Prada: in 200 di nuovo al lavoro. Confidustria Toscana sud: "Le nostre aziende sono tutte pronte"

Il gigante della moda ha ottenuto la deroga per il ritorno in azienda di parte dei propri dipendenti. Sanificazioni e distanze di sicurezza, così la ripartenza

Da martedì scorso circa 200 lavoratori sono tornati in azienda. E' così che si riaccendono i laboratori valdarnesi di Prada. Un riavvio parziale certo, ma che di fatto ha consentito al marchio della moda italiana di riorganizzare le forze dopo un lungo periodo di lockdown.
E' su disposizione del prefetto di Arezzo, il quale ha concesso una degora per il ripristino dell'attività, e con l'assenso dei sindacati che l'impresa è tornata operativa seppur in versione ridotta. Una strada che era già stata intrapresa da Gucci che, lo scorso sabato, aveva ottenuto di porTitolo 2ter riaprire le porte dei propri stabilimenti di Firenze. 

Ma in Valdarno? Come è cambiata la vita lavorativa dentro all'azienda? Rigidissime le disposizioni e le misure di prevenzione adottate. Dalla distanza personale di oltre 2 metri tra un addetto e l'altro, fino ad arrivare alla sanificazione degli ambienti e delle macchinette del caffè effettuata più volte al giorno. Prevista anche la chiusura degli spazi comuni come mensa e area fumatori che, al momento, restano inaccessibili.

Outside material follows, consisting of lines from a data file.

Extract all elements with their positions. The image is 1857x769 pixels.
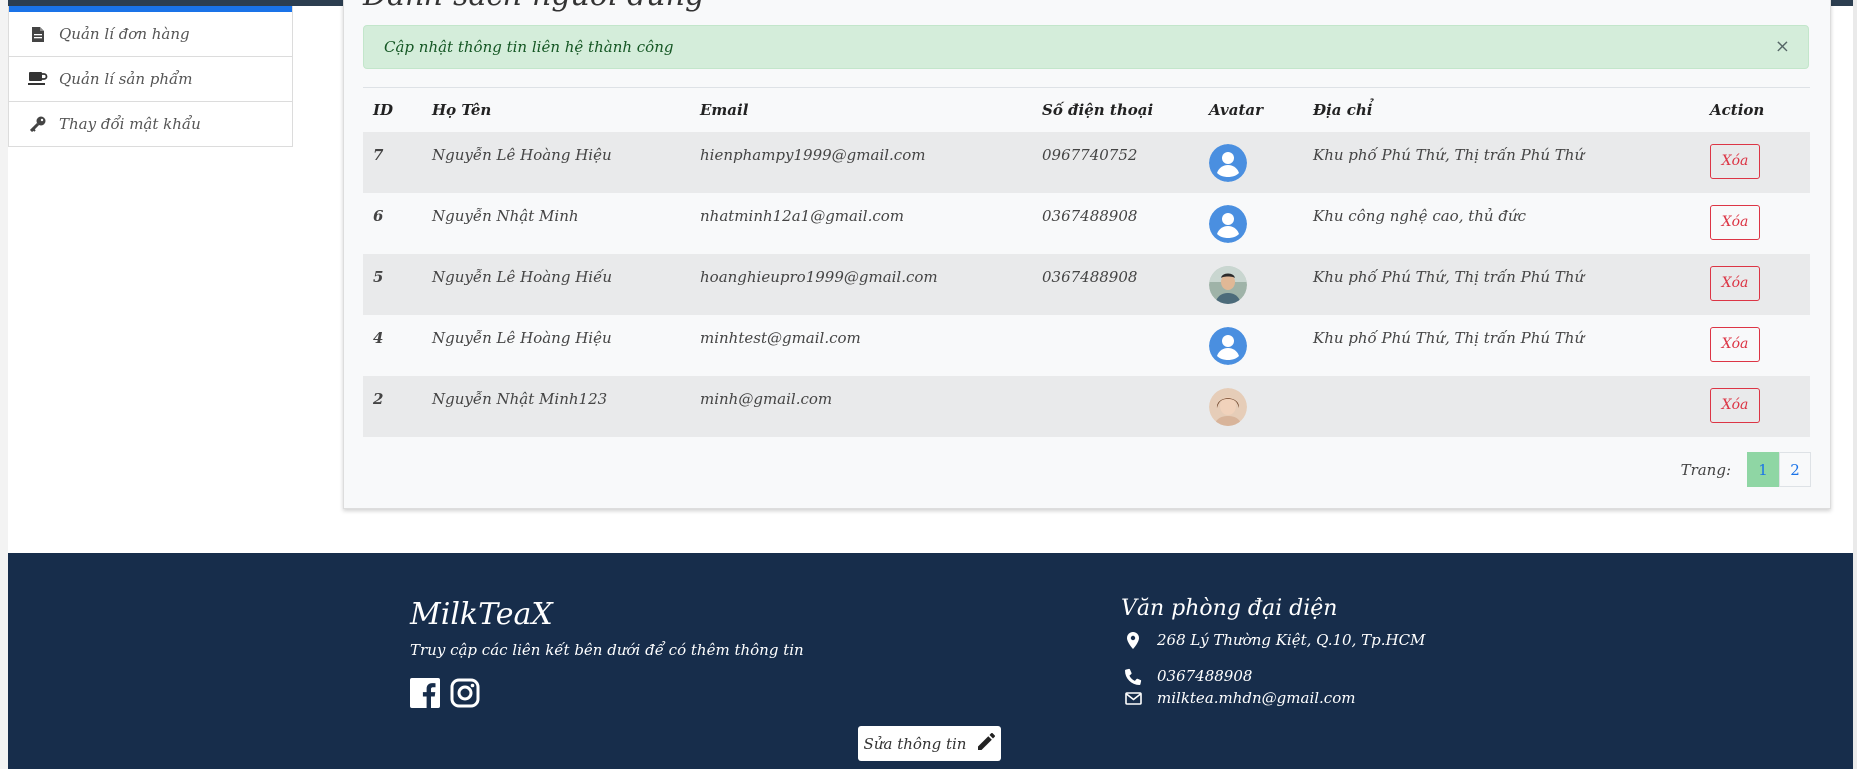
delete-button[interactable]: Xóa [1710, 144, 1760, 179]
success-alert: Cập nhật thông tin liên hệ thành công × [363, 25, 1809, 69]
cell-action: Xóa [1700, 376, 1810, 437]
column-header-phone: Số điện thoại [1032, 87, 1199, 132]
footer: MilkTeaX Truy cập các liên kết bên dưới … [8, 553, 1853, 769]
table-row: 5 Nguyễn Lê Hoàng Hiếu hoanghieupro1999@… [363, 254, 1810, 315]
key-icon [27, 116, 49, 132]
column-header-avatar: Avatar [1199, 87, 1303, 132]
sidebar-item-label: Quản lí đơn hàng [59, 25, 190, 43]
column-header-name: Họ Tên [422, 87, 690, 132]
table-row: 2 Nguyễn Nhật Minh123 minh@gmail.com Xóa [363, 376, 1810, 437]
edit-info-button[interactable]: Sửa thông tin [858, 726, 1001, 761]
cell-email: hoanghieupro1999@gmail.com [690, 254, 1032, 315]
default-user-icon [1209, 144, 1247, 182]
cell-address: Khu công nghệ cao, thủ đức [1303, 193, 1700, 254]
alert-message: Cập nhật thông tin liên hệ thành công [384, 38, 674, 56]
cell-action: Xóa [1700, 193, 1810, 254]
cell-id: 4 [363, 315, 422, 376]
office-title: Văn phòng đại diện [1121, 596, 1338, 621]
cell-avatar [1199, 193, 1303, 254]
office-email: milktea.mhdn@gmail.com [1121, 689, 1355, 707]
instagram-icon[interactable] [450, 678, 480, 712]
sidebar-item-label: Quản lí sản phẩm [59, 70, 193, 88]
user-photo-avatar [1209, 388, 1247, 426]
users-card: Danh sách người dùng Cập nhật thông tin … [343, 0, 1831, 509]
cell-name: Nguyễn Nhật Minh [422, 193, 690, 254]
sidebar-item-products[interactable]: Quản lí sản phẩm [9, 57, 292, 102]
column-header-id: ID [363, 87, 422, 132]
cell-email: minhtest@gmail.com [690, 315, 1032, 376]
cell-avatar [1199, 254, 1303, 315]
cell-id: 7 [363, 132, 422, 193]
user-photo-avatar [1209, 266, 1247, 304]
map-marker-icon [1121, 631, 1145, 649]
column-header-email: Email [690, 87, 1032, 132]
edit-info-label: Sửa thông tin [863, 734, 967, 753]
page-2-button[interactable]: 2 [1779, 452, 1811, 487]
delete-button[interactable]: Xóa [1710, 388, 1760, 423]
delete-button[interactable]: Xóa [1710, 205, 1760, 240]
cell-action: Xóa [1700, 132, 1810, 193]
cell-name: Nguyễn Nhật Minh123 [422, 376, 690, 437]
cell-action: Xóa [1700, 254, 1810, 315]
office-phone: 0367488908 [1121, 667, 1252, 685]
facebook-icon[interactable] [410, 678, 440, 712]
cell-address: Khu phố Phú Thứ, Thị trấn Phú Thứ [1303, 254, 1700, 315]
phone-icon [1121, 668, 1145, 685]
column-header-action: Action [1700, 87, 1810, 132]
cell-phone: 0367488908 [1032, 254, 1199, 315]
pagination: Trang: 1 2 [1681, 452, 1811, 487]
delete-button[interactable]: Xóa [1710, 327, 1760, 362]
scrollbar[interactable] [1853, 0, 1857, 769]
footer-subtitle: Truy cập các liên kết bên dưới để có thê… [410, 641, 804, 659]
cell-name: Nguyễn Lê Hoàng Hiệu [422, 132, 690, 193]
cell-email: nhatminh12a1@gmail.com [690, 193, 1032, 254]
cell-id: 5 [363, 254, 422, 315]
cell-address: Khu phố Phú Thứ, Thị trấn Phú Thứ [1303, 315, 1700, 376]
footer-brand: MilkTeaX [410, 597, 553, 632]
social-links [410, 678, 480, 712]
sidebar: Quản lí đơn hàng Quản lí sản phẩm Thay đ… [8, 6, 293, 147]
office-phone-text: 0367488908 [1157, 667, 1253, 685]
cell-phone [1032, 315, 1199, 376]
page-title: Danh sách người dùng [363, 0, 704, 13]
pencil-icon [978, 733, 996, 754]
table-row: 6 Nguyễn Nhật Minh nhatminh12a1@gmail.co… [363, 193, 1810, 254]
default-user-icon [1209, 327, 1247, 365]
cell-address: Khu phố Phú Thứ, Thị trấn Phú Thứ [1303, 132, 1700, 193]
cell-phone [1032, 376, 1199, 437]
office-address-text: 268 Lý Thường Kiệt, Q.10, Tp.HCM [1157, 631, 1426, 649]
table-header-row: ID Họ Tên Email Số điện thoại Avatar Địa… [363, 87, 1810, 132]
office-address: 268 Lý Thường Kiệt, Q.10, Tp.HCM [1121, 631, 1425, 649]
table-row: 4 Nguyễn Lê Hoàng Hiệu minhtest@gmail.co… [363, 315, 1810, 376]
cell-avatar [1199, 132, 1303, 193]
cell-email: minh@gmail.com [690, 376, 1032, 437]
delete-button[interactable]: Xóa [1710, 266, 1760, 301]
cell-avatar [1199, 376, 1303, 437]
cell-id: 2 [363, 376, 422, 437]
cell-action: Xóa [1700, 315, 1810, 376]
sidebar-item-label: Thay đổi mật khẩu [59, 115, 201, 133]
column-header-address: Địa chỉ [1303, 87, 1700, 132]
envelope-icon [1121, 691, 1145, 705]
left-edge [0, 0, 8, 769]
cell-name: Nguyễn Lê Hoàng Hiếu [422, 254, 690, 315]
cell-address [1303, 376, 1700, 437]
cell-phone: 0967740752 [1032, 132, 1199, 193]
cell-name: Nguyễn Lê Hoàng Hiệu [422, 315, 690, 376]
cell-avatar [1199, 315, 1303, 376]
cell-id: 6 [363, 193, 422, 254]
page-1-button[interactable]: 1 [1747, 452, 1779, 487]
cell-email: hienphampy1999@gmail.com [690, 132, 1032, 193]
close-icon[interactable]: × [1775, 36, 1790, 57]
office-email-text: milktea.mhdn@gmail.com [1157, 689, 1356, 707]
sidebar-item-orders[interactable]: Quản lí đơn hàng [9, 12, 292, 57]
coffee-cup-icon [27, 72, 49, 86]
table-row: 7 Nguyễn Lê Hoàng Hiệu hienphampy1999@gm… [363, 132, 1810, 193]
pagination-label: Trang: [1680, 460, 1731, 479]
cell-phone: 0367488908 [1032, 193, 1199, 254]
users-table: ID Họ Tên Email Số điện thoại Avatar Địa… [363, 87, 1810, 437]
file-icon [27, 26, 49, 42]
sidebar-item-change-password[interactable]: Thay đổi mật khẩu [9, 102, 292, 146]
default-user-icon [1209, 205, 1247, 243]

Un indirizzo sollecitato da tutto il mondo dell'economia che, all'unisono, continua a ribadire l'importanza di un ritorno in ufficio o in fabbrica entro tempi brevi e in sicurezza. Concetto sostenuto anche dal direttore generale di Confindustria Toscana sud Antonio Capone, ospite durante la consueta conferenza stampa del sindaco Alessandro Ghinelli.

"Le aziende hanno bisogno di ripartire. Sono pronte a rispettare le nuove regole"

"Il nostro territorio sta soffrendo molto  - spiega Capone - questa situazione, è facile da comprendere, è davvero pesante per tutti. Le aziende hanno bisogno di poter programmare con sicurezza il proprio ritorno al lavoro. La fermata delle settimane passate è stata legittima e, dati alla mano, è stata utile affinché contenessimo quell'ondata di contagi che ci preoccupava tanto. Oggi le cifre ci dicono che siamo in una fase in cui il virus è stato circoscritto e, lo ribadiscono gli esperti, dovremo continuare per qualche tempo a conviverci. E' necessario che il governo indichi delle regole certe per il ritorno al lavoro. Credo che molte categorie imprenditoriali del nostro territorio possano ripartire in tempi brevi seguendo senza alcuna difficoltà le limitazioni previste, però dobbiamo sapere quali sono. Nelle attività produttive strutturate tutti i lavoratori sono abituati a rispettare le regole perché, da sempre, indirizzati a seguire protocolli di sicurezza. I siti industriali che in questi giorni sono rimasti aperti, non hanno visto neppure un contagio. Semmai c'è da gestire il tema dell'utilizzo dei mezzi pubblici che, molto spesso, vengono utilizzati per arrivare al lavoro". 

Nel frattempo il sindaco Alessandro Ghinelli ha firmato un'ordinanza sindacale per la chiusura totale di tutti gli esercizi commerciali, compresa la distribuzione automatizzata di beni, nelle giornate festive di sabato 25 aprile e venerdì 1 maggio, ad eccezione di edicole, farmacie, parafarmacie. È consentita la vendita (e consegna) a domicilio di beni alimentari e di prima necessità esclusivamente mediante prenotazione online o telefonica.